I need to do a proof by induction without the use of a closed form (I do know it's possible to find one, but we aren't supposed to do it that way).
Here's the prompt:
Let $p_1, p_2, p_3, \ldots, p_m$ be distinct primes. Let $a_1, a_2, a_3, \ldots, a_m$ be positive integers. Suppose the following
\begin{equation} N = (p_{1})^{a_{1}} \cdot (p_{2})^{a_{2}} \cdot (p_{3})^{a_{3}} \cdot \ldots \cdot (p_{m})^{a_{m}} \end{equation}
How many divisors does $N$ have?
I already figured out that the number of divisors of N is:
$Divisors\hspace{.2cm} of\hspace{.2cm} N = (a_{1} + 1) \cdot (a_{2} + 1) \cdot (a_{3} + 1) \cdot \ldots \cdot (a_{m} + 1) $
I asked my professor how to do an induction proof with only this, and he said:
"To interpret this as an induction proof, do induction on m.
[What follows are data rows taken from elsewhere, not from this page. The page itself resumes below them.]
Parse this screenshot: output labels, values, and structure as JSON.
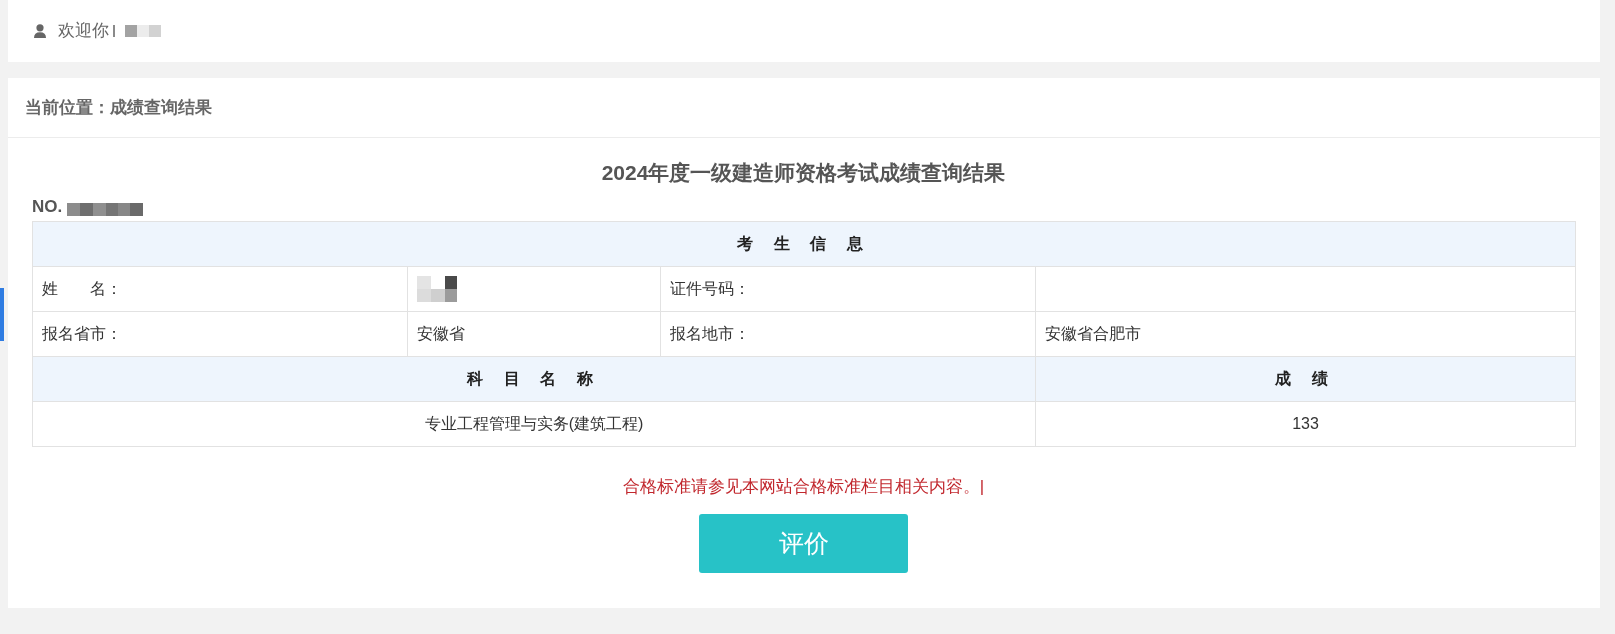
{
  "header": {
    "greeting": "欢迎你",
    "name_redacted": true
  },
  "breadcrumb": "当前位置：成绩查询结果",
  "result": {
    "title": "2024年度一级建造师资格考试成绩查询结果",
    "number_label": "NO.",
    "number_redacted": true
  },
  "info_table": {
    "heading": "考 生 信 息",
    "rows": [
      {
        "fields": [
          {
            "label": "姓　　名：",
            "value_redacted": true
          },
          {
            "label": "证件号码："
          }
        ]
      },
      {
        "fields": [
          {
            "label": "报名省市：",
            "value": "安徽省"
          },
          {
            "label": "报名地市：",
            "value": "安徽省合肥市"
          }
        ]
      }
    ]
  },
  "score_table": {
    "columns": [
      "科 目 名 称",
      "成 绩"
    ],
    "rows": [
      [
        "专业工程管理与实务(建筑工程)",
        "133"
      ]
    ]
  },
  "notice": "合格标准请参见本网站合格标准栏目相关内容。|",
  "evaluate_button": "评价"
}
So, assuming that some number $N$ has m prime factors, consider a number $N'$ that has $m+1$ prime factors. Show that if N has $(a_1 + 1)\cdot(a_2+1)\cdot(a_3+1)\cdot \ldots \cdot(a_m+1)$ total factors, then $N'$ has $(a_1 + 1)\cdot(a_2+1)\cdot(a_3+1)\cdot \ldots \cdot(a_m+1)\cdot(a_{m+1} + 1)$ total factors."
I am still struggling to understand how to do this. Of course you could say, let:
$N = p_{1}^{a_{1}}p_{2}^{a_{2}}$
and let :
$N' = p_{1}^{a_{1}}p_{2}^{a_{2}}p_{3}^{a_{3}}$
and then :
$N' = N \cdot p_{3}^{a_{3}}$
but I really don't understand how to proceed from there in order to reach any sort of conclusion.
Any help would be hugely appreciated. Thanks.